October 7, 2020
On September 2nd, 2020, I had a life-altering experience. I had a heart attack. As I continue to recover physically, I’m still trying to wrap my head around what just happened to me. I’m a 58 year old woman with no history of heart disease in my family. I do not have plaque-clogged arteries, no high blood pressure-nothing that would indicate that I was at risk for an MI. I just found out a couple days ago from the cardiologist that treated me, about something called “spontaneous coronary artery dissection”, and that this was the trigger for the event that now has me bewildered, uncertain and facing my own mortality in a very real “in your face” kind of way.
I believe the stressful, physical event that occurred seconds before the onset of the attack contributed to triggering it. Before I get further into describing the details of my SCAD experience, I feel it’s important to mention a little more about myself. I was just diagnosed this past Fall with a rare form of COPD.- Alpha-1 antitrypsin deficiency.-a genetic disorder. I also deal with severe asthma. Not a stranger to rare and/or genetic disorders I also have a rare disorder called phenylketonuria-which I was diagnosed with (late) at 4 years old.

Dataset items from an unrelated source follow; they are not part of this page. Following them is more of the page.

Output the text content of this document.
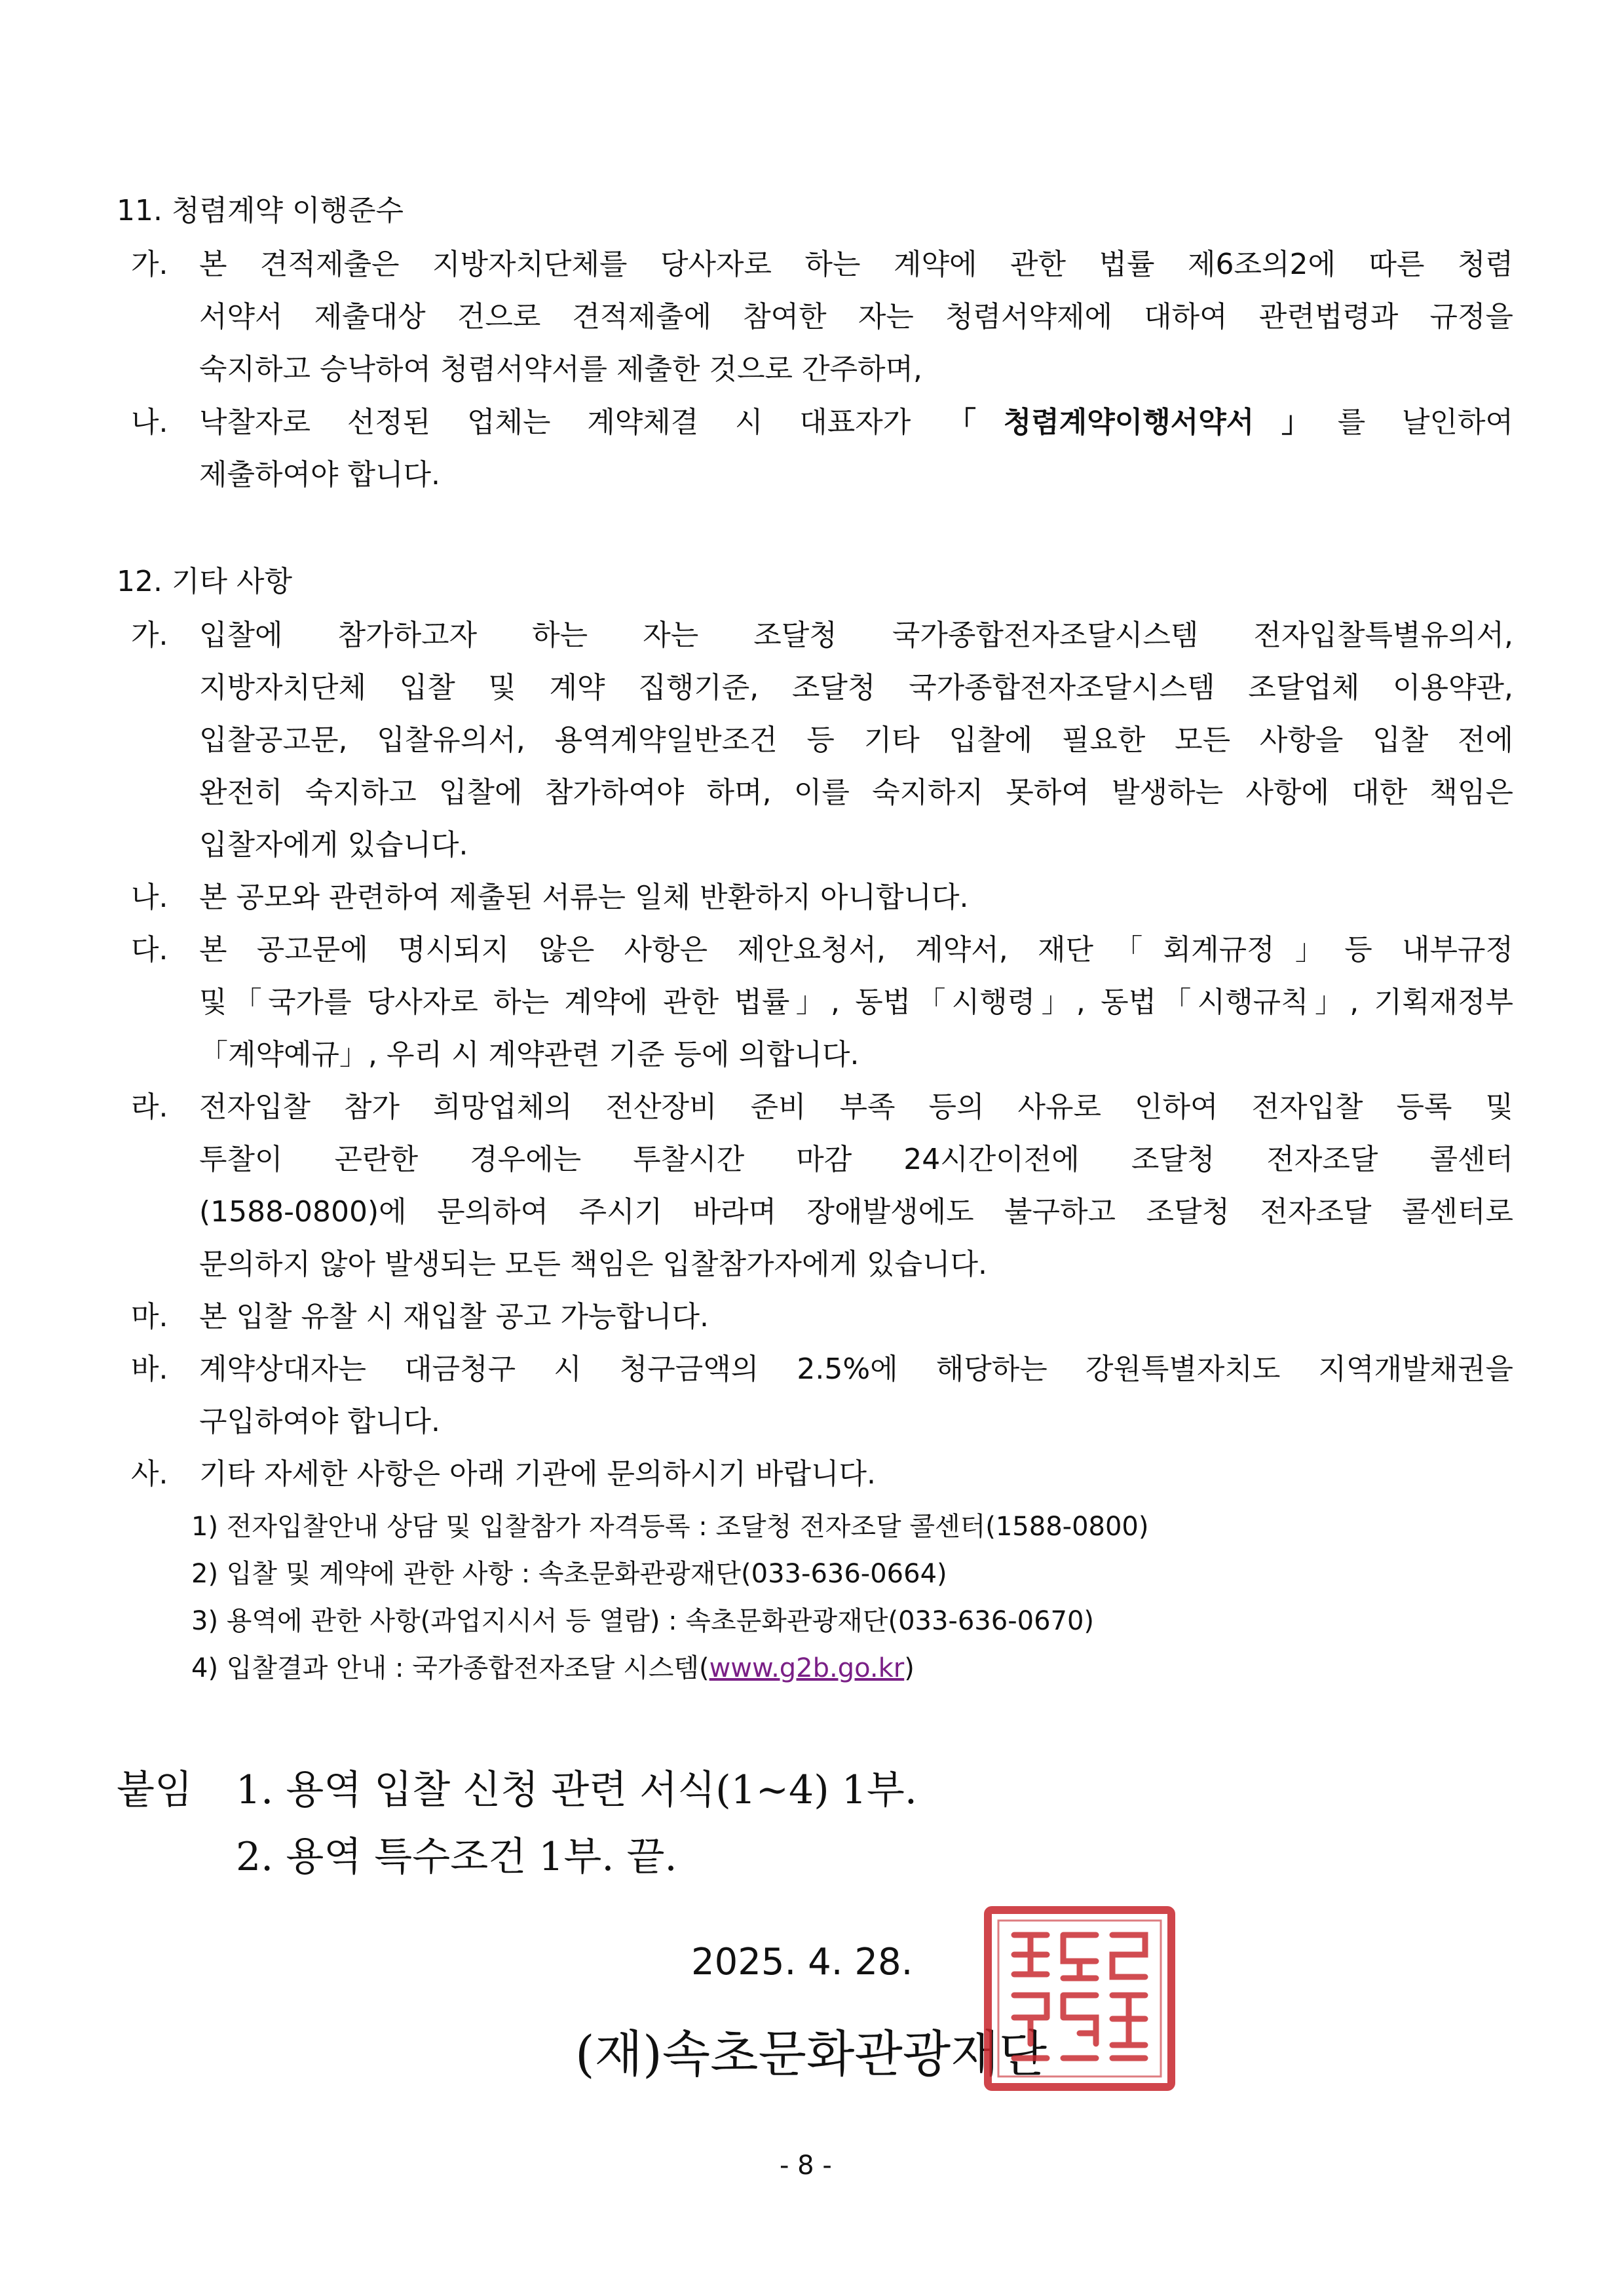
11. 청렴계약 이행준수
가. 본 견적제출은 지방자치단체를 당사자로 하는 계약에 관한 법률 제6조의2에 따른 청렴
서약서 제출대상 건으로 견적제출에 참여한 자는 청렴서약제에 대하여 관련법령과 규정을
숙지하고 승낙하여 청렴서약서를 제출한 것으로 간주하며,
나. 낙찰자로 선정된 업체는 계약체결 시 대표자가 「청렴계약이행서약서」를 날인하여
제출하여야 합니다.
12. 기타 사항
가. 입찰에 참가하고자 하는 자는 조달청 국가종합전자조달시스템 전자입찰특별유의서,
지방자치단체 입찰 및 계약 집행기준, 조달청 국가종합전자조달시스템 조달업체 이용약관,
입찰공고문, 입찰유의서, 용역계약일반조건 등 기타 입찰에 필요한 모든 사항을 입찰 전에
완전히 숙지하고 입찰에 참가하여야 하며, 이를 숙지하지 못하여 발생하는 사항에 대한 책임은
입찰자에게 있습니다.
나. 본 공모와 관련하여 제출된 서류는 일체 반환하지 아니합니다.
다. 본 공고문에 명시되지 않은 사항은 제안요청서, 계약서, 재단「회계규정」등 내부규정
및「국가를 당사자로 하는 계약에 관한 법률」, 동법「시행령」, 동법「시행규칙」, 기획재정부
「계약예규」, 우리 시 계약관련 기준 등에 의합니다.
라. 전자입찰 참가 희망업체의 전산장비 준비 부족 등의 사유로 인하여 전자입찰 등록 및
투찰이 곤란한 경우에는 투찰시간 마감 24시간이전에 조달청 전자조달 콜센터
(1588-0800)에 문의하여 주시기 바라며 장애발생에도 불구하고 조달청 전자조달 콜센터로
문의하지 않아 발생되는 모든 책임은 입찰참가자에게 있습니다.
마. 본 입찰 유찰 시 재입찰 공고 가능합니다.
바. 계약상대자는 대금청구 시 청구금액의 2.5%에 해당하는 강원특별자치도 지역개발채권을
구입하여야 합니다.
사. 기타 자세한 사항은 아래 기관에 문의하시기 바랍니다.
1) 전자입찰안내 상담 및 입찰참가 자격등록 : 조달청 전자조달 콜센터(1588-0800)
2) 입찰 및 계약에 관한 사항 : 속초문화관광재단(033-636-0664)
3) 용역에 관한 사항(과업지시서 등 열람) : 속초문화관광재단(033-636-0670)
4) 입찰결과 안내 : 국가종합전자조달 시스템(www.g2b.go.kr)
붙임 1. 용역 입찰 신청 관련 서식(1~4) 1부.
2. 용역 특수조건 1부. 끝.
2025. 4. 28.
(재)속초문화관광재단
- 8 -
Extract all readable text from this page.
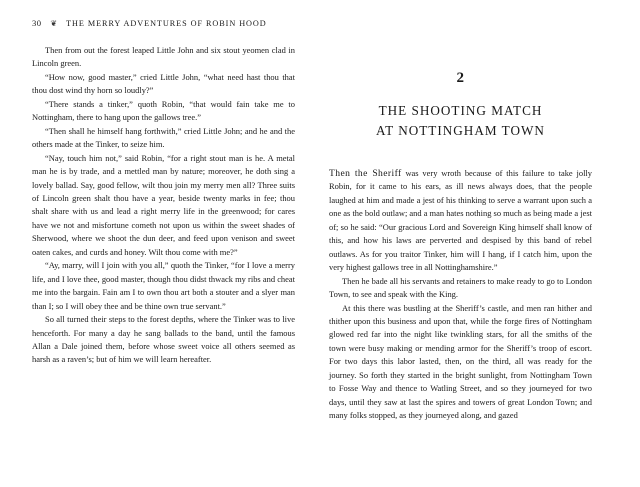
30 ❦ THE MERRY ADVENTURES OF ROBIN HOOD

Then from out the forest leaped Little John and six stout yeomen clad in Lincoln green.

“How now, good master,” cried Little John, “what need hast thou that thou dost wind thy horn so loudly?”

“There stands a tinker,” quoth Robin, “that would fain take me to Nottingham, there to hang upon the gallows tree.”

“Then shall he himself hang forthwith,” cried Little John; and he and the others made at the Tinker, to seize him.

“Nay, touch him not,” said Robin, “for a right stout man is he. A metal man he is by trade, and a mettled man by nature; moreover, he doth sing a lovely ballad. Say, good fellow, wilt thou join my merry men all? Three suits of Lincoln green shalt thou have a year, beside twenty marks in fee; thou shalt share with us and lead a right merry life in the greenwood; for cares have we not and misfortune cometh not upon us within the sweet shades of Sherwood, where we shoot the dun deer, and feed upon venison and sweet oaten cakes, and curds and honey. Wilt thou come with me?”

“Ay, marry, will I join with you all,” quoth the Tinker, “for I love a merry life, and I love thee, good master, though thou didst thwack my ribs and cheat me into the bargain. Fain am I to own thou art both a stouter and a slyer man than I; so I will obey thee and be thine own true servant.”

So all turned their steps to the forest depths, where the Tinker was to live henceforth. For many a day he sang ballads to the band, until the famous Allan a Dale joined them, before whose sweet voice all others seemed as harsh as a raven’s; but of him we will learn hereafter.

2
THE SHOOTING MATCH
AT NOTTINGHAM TOWN

Then the Sheriff was very wroth because of this failure to take jolly Robin, for it came to his ears, as ill news always does, that the people laughed at him and made a jest of his thinking to serve a warrant upon such a one as the bold outlaw; and a man hates nothing so much as being made a jest of; so he said: “Our gracious Lord and Sovereign King himself shall know of this, and how his laws are perverted and despised by this band of rebel outlaws. As for you traitor Tinker, him will I hang, if I catch him, upon the very highest gallows tree in all Nottinghamshire.”

Then he bade all his servants and retainers to make ready to go to London Town, to see and speak with the King.

At this there was bustling at the Sheriff’s castle, and men ran hither and thither upon this business and upon that, while the forge fires of Nottingham glowed red far into the night like twinkling stars, for all the smiths of the town were busy making or mending armor for the Sheriff’s troop of escort. For two days this labor lasted, then, on the third, all was ready for the journey. So forth they started in the bright sunlight, from Nottingham Town to Fosse Way and thence to Watling Street, and so they journeyed for two days, until they saw at last the spires and towers of great London Town; and many folks stopped, as they journeyed along, and gazed
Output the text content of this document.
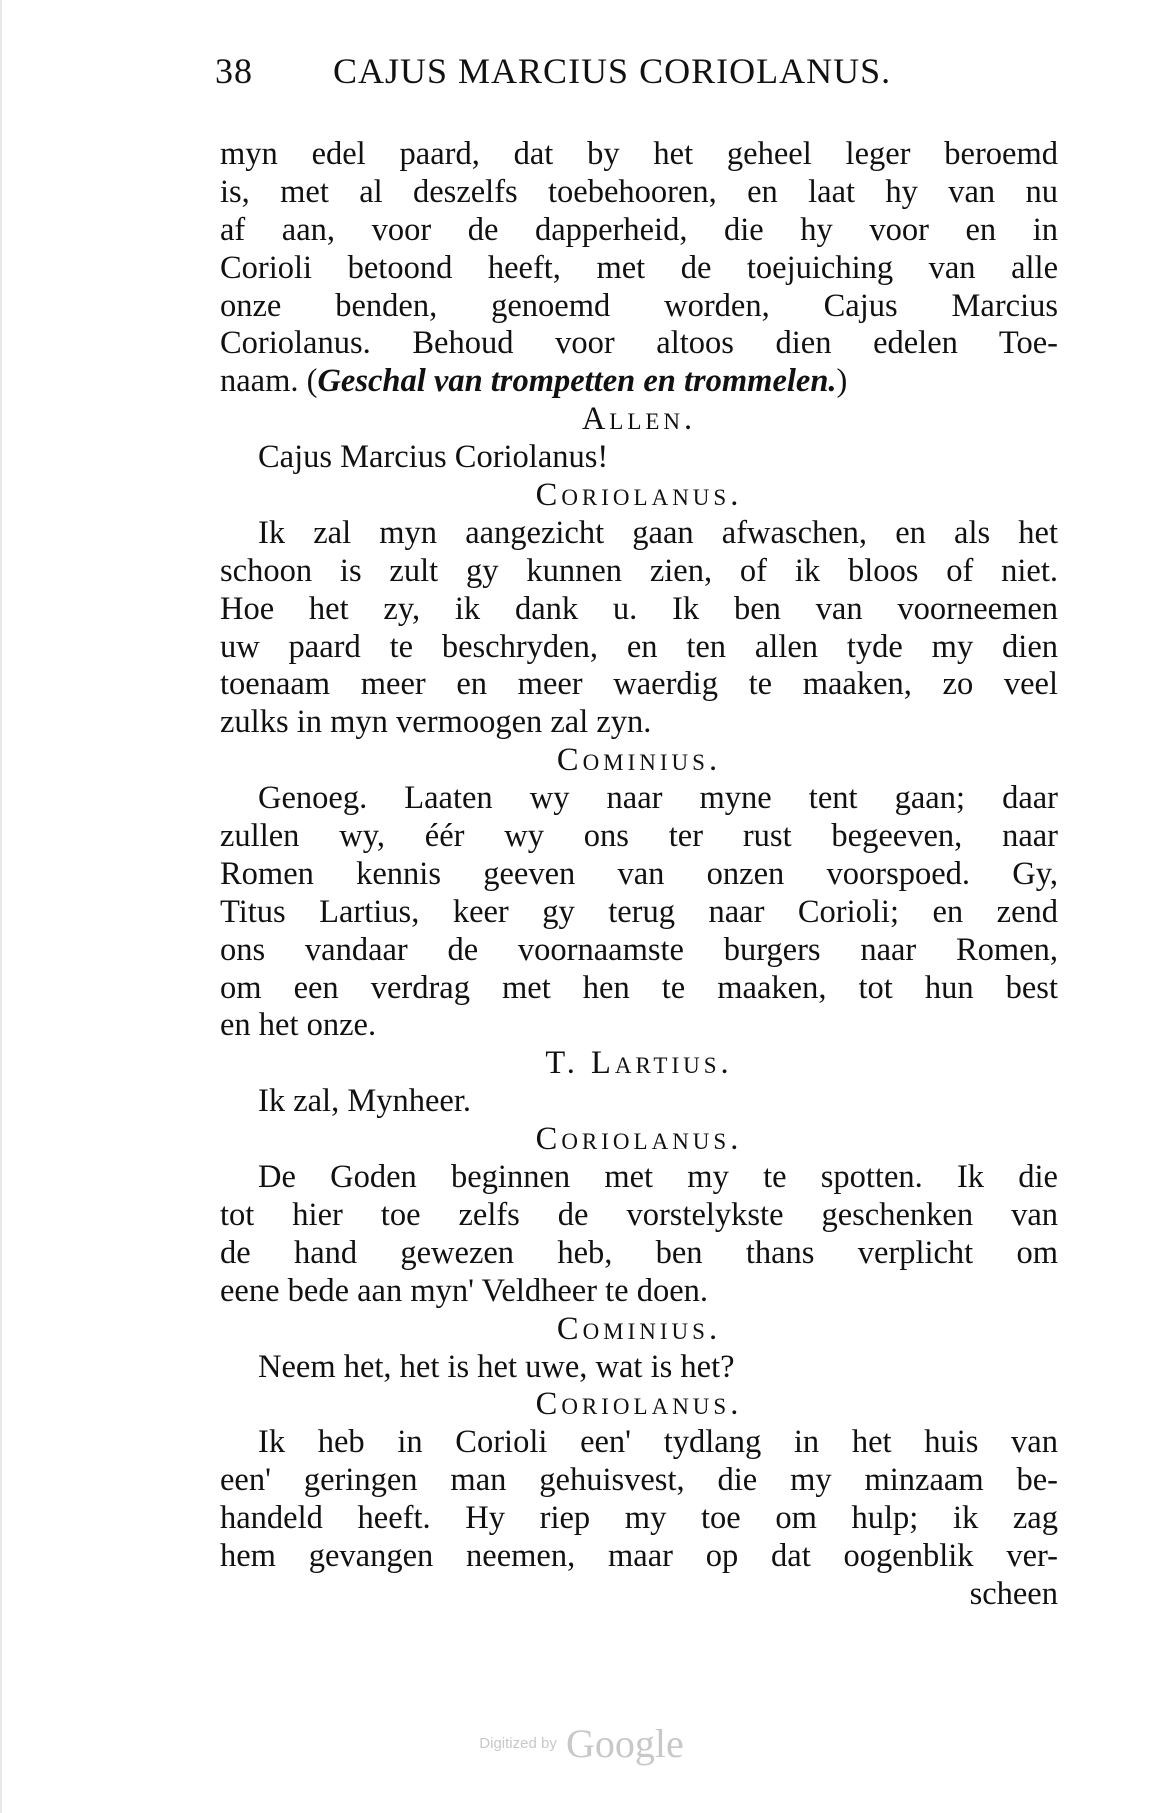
38 CAJUS MARCIUS CORIOLANUS.
myn edel paard, dat by het geheel leger beroemd
is, met al deszelfs toebehooren, en laat hy van nu
af aan, voor de dapperheid, die hy voor en in
Corioli betoond heeft, met de toejuiching van alle
onze benden, genoemd worden, Cajus Marcius
Coriolanus. Behoud voor altoos dien edelen Toe-
naam. (Geschal van trompetten en trommelen.)
Allen.
Cajus Marcius Coriolanus!
Coriolanus.
Ik zal myn aangezicht gaan afwaschen, en als het
schoon is zult gy kunnen zien, of ik bloos of niet.
Hoe het zy, ik dank u. Ik ben van voorneemen
uw paard te beschryden, en ten allen tyde my dien
toenaam meer en meer waerdig te maaken, zo veel
zulks in myn vermoogen zal zyn.
Cominius.
Genoeg. Laaten wy naar myne tent gaan; daar
zullen wy, éér wy ons ter rust begeeven, naar
Romen kennis geeven van onzen voorspoed. Gy,
Titus Lartius, keer gy terug naar Corioli; en zend
ons vandaar de voornaamste burgers naar Romen,
om een verdrag met hen te maaken, tot hun best
en het onze.
T. Lartius.
Ik zal, Mynheer.
Coriolanus.
De Goden beginnen met my te spotten. Ik die
tot hier toe zelfs de vorstelykste geschenken van
de hand gewezen heb, ben thans verplicht om
eene bede aan myn' Veldheer te doen.
Cominius.
Neem het, het is het uwe, wat is het?
Coriolanus.
Ik heb in Corioli een' tydlang in het huis van
een' geringen man gehuisvest, die my minzaam be-
handeld heeft. Hy riep my toe om hulp; ik zag
hem gevangen neemen, maar op dat oogenblik ver-
scheen
Digitized by Google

The only heart history I have is a diagnosis a few years ago with AVNRT (Atrialventricular Nodal Reentrant Tachyicardia) (skipped and irregular heartbeats) I also deal with PTSD and panic/anxiety disorder. That being said, my SCAD attack on Sept. 2nd immediately followed an incident with my dog. He is a 1 year old black lab, whom I am currently training. I think I need the training more than he does, to be honest. I took him out front on his leash for a potty break. All of a sudden he lunged at a woman walking by our house. He is an exceptionally strong “puppy”. I struggled with him to keep him from running to her. I have no doubts that he would not attack anyone, but THEY don’t know that. This incident may not seem like a very big deal to normal people, but to me it was very upsetting and intense. I no sooner got him back in the house than I doubled over in horrific stomach pain. I had a stomach ulcer when I was a kid. This felt like that-an intense burning pain in my stomach. When I felt it pain starting to radiate down my left arm and pain and pressure radiating up the front of my throat and into my jaw, I knew this was unlike anything I’d ever experienced before. My mom called 911.
I remember telling my mom to tell them to hurry. I knew that if I needed CPR, there was no one in my home able to do it. My mom is 83 and would not be able to do it. This was running through my mind while waiting for medics. I am a former EMT, and I knew how important it was to stay as calm as possible. Easier said than done.
I was hospitalized for 4 days, after a stent was placed in an artery that was 90% blocked. I was told I had heart muscle damage from the attack, but forgot to ask how much. The right side of my heart is also now enlarged. I continue to research SCAD, but can’t seem to find enough information to help me understand it better.
I won’t lie. I’m scared. “When is it going to happen again?” “Will it kill me next time?” I continue to experience tachycardia, chest tightness and discomfort, some shortness of breath, and little twinges of pain from time to time. I monitor my vitals twice a day. At night, I’m afraid to go to sleep, afraid that I won’t wake up. Often, tachycardia and chest tightness wake me up when I do sleep.
In spite of all of this, I try to look at it as yet another adventure-a new challenge. I am basically a positive person, in spite of everything.